Son yıllarda demir, fosfat bazlı yemler, çevre ve insan sağlığı açısından daha güvenli alternatif olarak önerilmektedir. Kimyasal mücadele, yalnızca ciddi istila durumlarında ve kontrollü şekilde uygulanmalı; hasat edilecek ürünlere temas ettirilmemeli, etiket ve doz talimatlarına mutlaka uyulmalıdır.
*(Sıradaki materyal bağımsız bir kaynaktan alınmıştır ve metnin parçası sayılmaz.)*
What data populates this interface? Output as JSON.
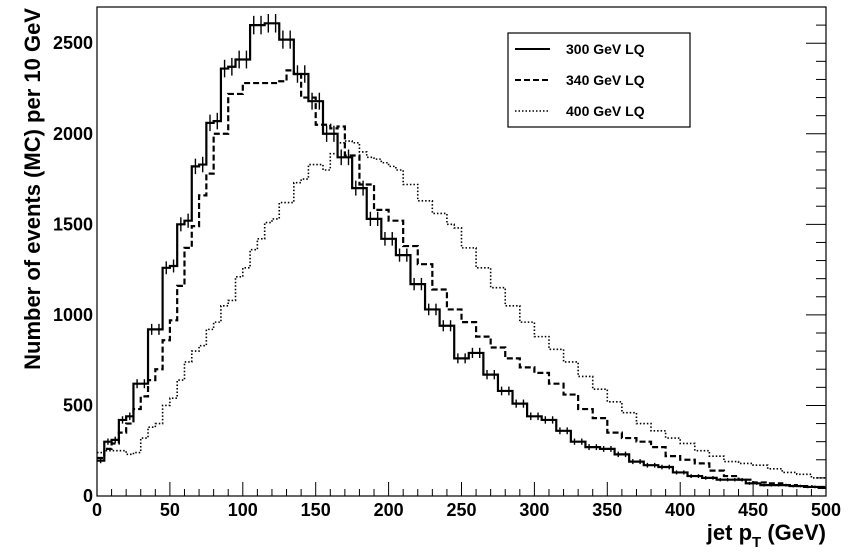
{
  "chart_data": {
    "type": "line",
    "step": true,
    "title": "",
    "xlabel": "jet p",
    "xlabel_subscript": "T",
    "xlabel_unit": " (GeV)",
    "ylabel": "Number of events (MC) per 10 GeV",
    "xlim": [
      0,
      500
    ],
    "ylim": [
      0,
      2700
    ],
    "xticks": [
      0,
      50,
      100,
      150,
      200,
      250,
      300,
      350,
      400,
      450,
      500
    ],
    "yticks": [
      0,
      500,
      1000,
      1500,
      2000,
      2500
    ],
    "xtick_labels": [
      "0",
      "50",
      "100",
      "150",
      "200",
      "250",
      "300",
      "350",
      "400",
      "450",
      "500"
    ],
    "ytick_labels": [
      "0",
      "500",
      "1000",
      "1500",
      "2000",
      "2500"
    ],
    "grid": false,
    "legend_position": "top-right",
    "bin_width": 5,
    "series": [
      {
        "name": "300 GeV LQ",
        "style": "solid",
        "error_bars": true,
        "values": [
          195,
          300,
          310,
          420,
          440,
          620,
          620,
          920,
          920,
          1260,
          1270,
          1500,
          1520,
          1820,
          1830,
          2060,
          2070,
          2360,
          2370,
          2410,
          2410,
          2600,
          2600,
          2610,
          2610,
          2520,
          2520,
          2330,
          2330,
          2180,
          2180,
          2000,
          2000,
          1870,
          1870,
          1700,
          1700,
          1530,
          1530,
          1420,
          1420,
          1330,
          1330,
          1170,
          1170,
          1030,
          1030,
          940,
          940,
          760,
          760,
          790,
          790,
          670,
          670,
          580,
          580,
          510,
          510,
          440,
          440,
          420,
          420,
          360,
          360,
          300,
          300,
          270,
          270,
          260,
          260,
          230,
          230,
          190,
          190,
          170,
          170,
          160,
          160,
          130,
          130,
          110,
          110,
          100,
          100,
          90,
          90,
          90,
          90,
          70,
          70,
          60,
          60,
          60,
          60,
          55,
          55,
          50,
          50,
          45
        ]
      },
      {
        "name": "340 GeV LQ",
        "style": "dashed",
        "error_bars": false,
        "values": [
          210,
          260,
          290,
          350,
          400,
          480,
          550,
          640,
          700,
          860,
          970,
          1160,
          1370,
          1490,
          1660,
          1780,
          2000,
          2000,
          2220,
          2220,
          2280,
          2280,
          2280,
          2280,
          2280,
          2290,
          2350,
          2330,
          2200,
          2200,
          2050,
          2050,
          2030,
          2040,
          1880,
          1880,
          1720,
          1720,
          1580,
          1580,
          1520,
          1520,
          1380,
          1380,
          1280,
          1280,
          1140,
          1140,
          1030,
          1030,
          960,
          960,
          880,
          880,
          820,
          820,
          760,
          760,
          710,
          710,
          680,
          680,
          620,
          620,
          560,
          560,
          480,
          480,
          430,
          430,
          350,
          350,
          320,
          320,
          300,
          300,
          270,
          270,
          220,
          220,
          200,
          200,
          180,
          180,
          140,
          140,
          110,
          110,
          90,
          90,
          75,
          75,
          70,
          70,
          60,
          60,
          55,
          55,
          50,
          50
        ]
      },
      {
        "name": "400 GeV LQ",
        "style": "dotted",
        "error_bars": false,
        "values": [
          240,
          250,
          250,
          250,
          230,
          240,
          320,
          380,
          400,
          500,
          540,
          640,
          740,
          800,
          830,
          920,
          960,
          1050,
          1080,
          1210,
          1260,
          1360,
          1420,
          1510,
          1530,
          1620,
          1620,
          1730,
          1750,
          1830,
          1830,
          1800,
          1890,
          1950,
          1960,
          1950,
          1900,
          1870,
          1860,
          1840,
          1820,
          1800,
          1720,
          1720,
          1630,
          1630,
          1560,
          1560,
          1500,
          1480,
          1370,
          1370,
          1260,
          1260,
          1150,
          1150,
          1050,
          1050,
          960,
          960,
          880,
          880,
          810,
          810,
          740,
          740,
          660,
          660,
          590,
          590,
          520,
          520,
          460,
          460,
          400,
          400,
          360,
          360,
          320,
          320,
          290,
          290,
          250,
          250,
          220,
          220,
          190,
          190,
          180,
          180,
          170,
          170,
          150,
          150,
          130,
          130,
          120,
          120,
          100,
          100
        ]
      }
    ]
  }
}
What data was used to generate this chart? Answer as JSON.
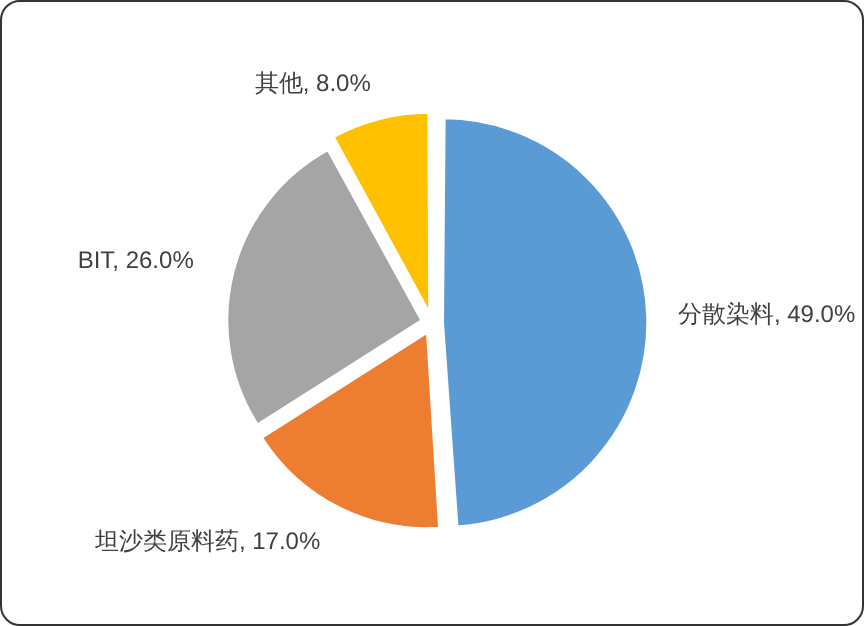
{
  "chart_data": {
    "type": "pie",
    "categories": [
      "分散染料",
      "坦沙类原料药",
      "BIT",
      "其他"
    ],
    "values": [
      49.0,
      17.0,
      26.0,
      8.0
    ],
    "colors": [
      "#5b9bd5",
      "#ed7d31",
      "#a5a5a5",
      "#ffc000"
    ],
    "value_labels": [
      "49.0%",
      "17.0%",
      "26.0%",
      "8.0%"
    ],
    "legend": false
  }
}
3. Kültürel Önlemler ve Alan Yönetimi
Salyangoz istilasına karşı alınacak en etkili ve sürdürülebilir tedbirlerden biri, bahçe ve tarla koşullarının salyangozlar için elverişsiz hâle getirilmesidir. Bitkilerin çevresinde fazla nem tutan organik artıkların temizlenmesi, toprağın sık sık havalandırılması, sulamanın istila bitene kadar gün içinde yapılması (gece nemli kalmaması için) bu önlemler arasındadır. Bahçelerde yüksek taban suyu olan bölgelerden uzak durulmalı, su birikintileri engellenmelidir.
Ayrıca fide ve hassas bitkilerin etrafına bakır şerit, iri çakıl veya doğal bariyerler konularak salyangozların geçişi, fiziksel olarak zorlaştırılabilir. Bu önlemler, zararlının tekrar tekrar istila etmesini büyük ölçüde engeller.
Tabiatla uyumlu bir son
Son olarak, toplanan salyangozları, bahçenize fayda sağlayacak şekilde değerlendirebilirsiniz. Dilerseniz salyangozları kompost alanına ya da bahçenizin bir köşesine gömebilirsiniz. Bu yöntemle kabukları zamanla çözülerek toprağa kalsiyum kazandırır, vücutları ise organik madde katkısı sağlar.
Zararlı da olsalar, bu canlıların döngüye faydayla katılması mümkündür. Doğayla kavga etmek değil, dengeyi korumak esastır.
Pratik Tavsiyeler
– Sabah erkenden kontrol edin, elle toplayın.
– Bitki çevresine tuz, kül veya kireç serpin (ama dikkatli kullanın).
– Bakır şerit, çakıl, yumurta kabuğu gibi geçiş engelleri oluşturun.
– Kimyasal yemleri yalnızca gerektiğinde ve dikkatle kullanın.